Nobel Award Recognizes Groundbreaking Immune System Research
This year's prestigious award in medical science was awarded for transformative findings that clarify how the body's defense network attacks harmful pathogens while protecting the healthy tissues.
Three esteemed researchers—Japan's Prof. Sakaguchi and US experts Dr. Brunkow and Dr. Ramsdell—received this honor.
Their research identified unique "sentinels" within the defense system that eliminate rogue defense cells capable of attacking the organism.
These findings are now enabling innovative therapies for immune disorders and cancer.
These laureates will divide a monetary award worth 11m Swedish kronor.
Crucial Discoveries
"Their research has been decisive for understanding how the immune system functions and the reason we don't all develop severe self-attack conditions," commented the head of the award panel.
The team's research explain a fundamental question: In what way does the immune system protect us from numerous invaders while keeping our healthy cells unharmed?
Our immune system uses white blood cells that search for indicators of infection, including viruses and bacteria it has never encountered.
Such defenders utilize sensors—known as recognition units—that are generated randomly in a vast number of variations.
That gives the defense network the capacity to fight a broad range of threats, but the randomness of the process unavoidably produces immune cells that may attack the host.
Security Guards of the Body
Scientists earlier understood that some of these problematic white blood cells were destroyed in the thymus—where white blood cells mature.
This year's Nobel Prize honors the discovery of regulatory T-cells—described as the body's "peacekeepers"—which patrol the system to neutralize any immune cells that assault the healthy cells.
It is known that this process malfunctions in self-attack conditions such as juvenile diabetes, MS, and rheumatoid arthritis.
The Nobel panel added, "The discoveries have laid the foundation for a new field of investigation and accelerated the development of innovative treatments, for instance for cancer and immune disorders."
In malignancies, T-regs block the system from attacking the growth, so studies are focused on reducing their quantity.
For autoimmune diseases, experiments are testing increasing T-reg cells so the body is not being harmed. A comparable approach could also be effective in minimizing the risks of transplanted organ rejection.
Innovative Studies
Professor Shimon Sakaguchi, of Osaka University, conducted tests on rodents that had their thymus extracted, causing autoimmune disease.
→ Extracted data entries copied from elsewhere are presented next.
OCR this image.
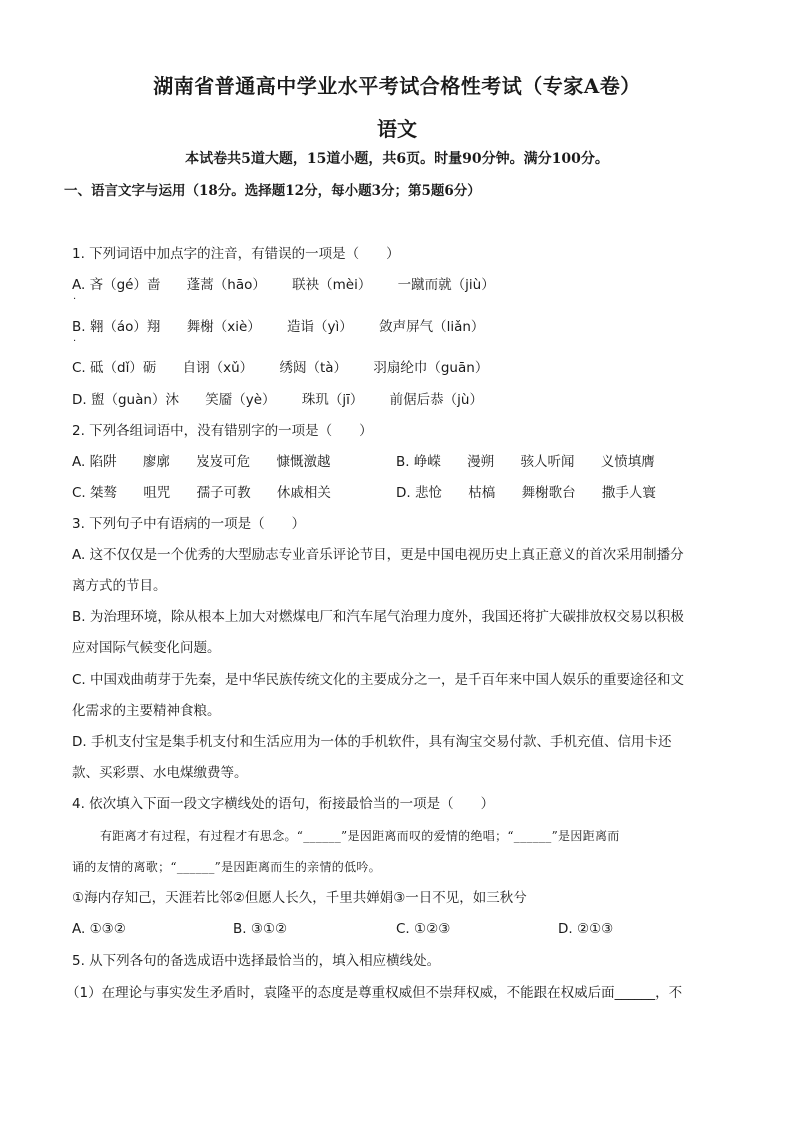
湖南省普通高中学业水平考试合格性考试（专家A卷）
语文
本试卷共5道大题，15道小题，共6页。时量90分钟。满分100分。
一、语言文字与运用（18分。选择题12分，每小题3分；第5题6分）
1. 下列词语中加点字的注音，有错误的一项是（　　）
A. 吝（gé）啬 蓬蒿（hāo） 联袂（mèi） 一蹴而就（jiù）
·
B. 翱（áo）翔 舞榭（xiè） 造诣（yì） 敛声屏气（liǎn）
·
C. 砥（dǐ）砺 自诩（xǔ） 绣闼（tà） 羽扇纶巾（guān）
D. 盥（guàn）沐 笑靥（yè） 珠玑（jī） 前倨后恭（jù）
2. 下列各组词语中，没有错别字的一项是（　　）
A. 陷阱 廖廓 岌岌可危 慷慨激越	B. 峥嵘 漫朔 骇人听闻 义愤填膺
C. 桀骜 咀咒 孺子可教 休戚相关	D. 悲怆 枯槁 舞榭歌台 撒手人寰
3. 下列句子中有语病的一项是（　　）
A. 这不仅仅是一个优秀的大型励志专业音乐评论节目，更是中国电视历史上真正意义的首次采用制播分
离方式的节目。
B. 为治理环境，除从根本上加大对燃煤电厂和汽车尾气治理力度外，我国还将扩大碳排放权交易以积极
应对国际气候变化问题。
C. 中国戏曲萌芽于先秦，是中华民族传统文化的主要成分之一，是千百年来中国人娱乐的重要途径和文
化需求的主要精神食粮。
D. 手机支付宝是集手机支付和生活应用为一体的手机软件，具有淘宝交易付款、手机充值、信用卡还
款、买彩票、水电煤缴费等。
4. 依次填入下面一段文字横线处的语句，衔接最恰当的一项是（　　）
有距离才有过程，有过程才有思念。“______”是因距离而叹的爱情的绝唱；“______”是因距离而
诵的友情的离歌；“______”是因距离而生的亲情的低吟。
①海内存知己，天涯若比邻②但愿人长久，千里共婵娟③一日不见，如三秋兮
A. ①③②	B. ③①②	C. ①②③	D. ②①③
5. 从下列各句的备选成语中选择最恰当的，填入相应横线处。
（1）在理论与事实发生矛盾时，袁隆平的态度是尊重权威但不崇拜权威，不能跟在权威后面______，不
The researcher demonstrated that introducing defense cells from healthy mice could stop the disease—implying there was a system for preventing defenders from harming the body.
Mary Brunkow, affiliated with the Institute for Systems Biology in a US city, and Dr. Ramsdell, now at a biotech firm in a California city, were studying an inherited autoimmune disease in mice and humans that resulted in the identification of a gene critical for the way regulatory T-cells function.
"The groundbreaking work has revealed how the body's defenses is kept in check by T-reg cells, stopping it from mistakenly targeting the body's own tissues," commented a leading biological science specialist.
"This research is a remarkable illustration of how basic physiological study can have broad implications for public health."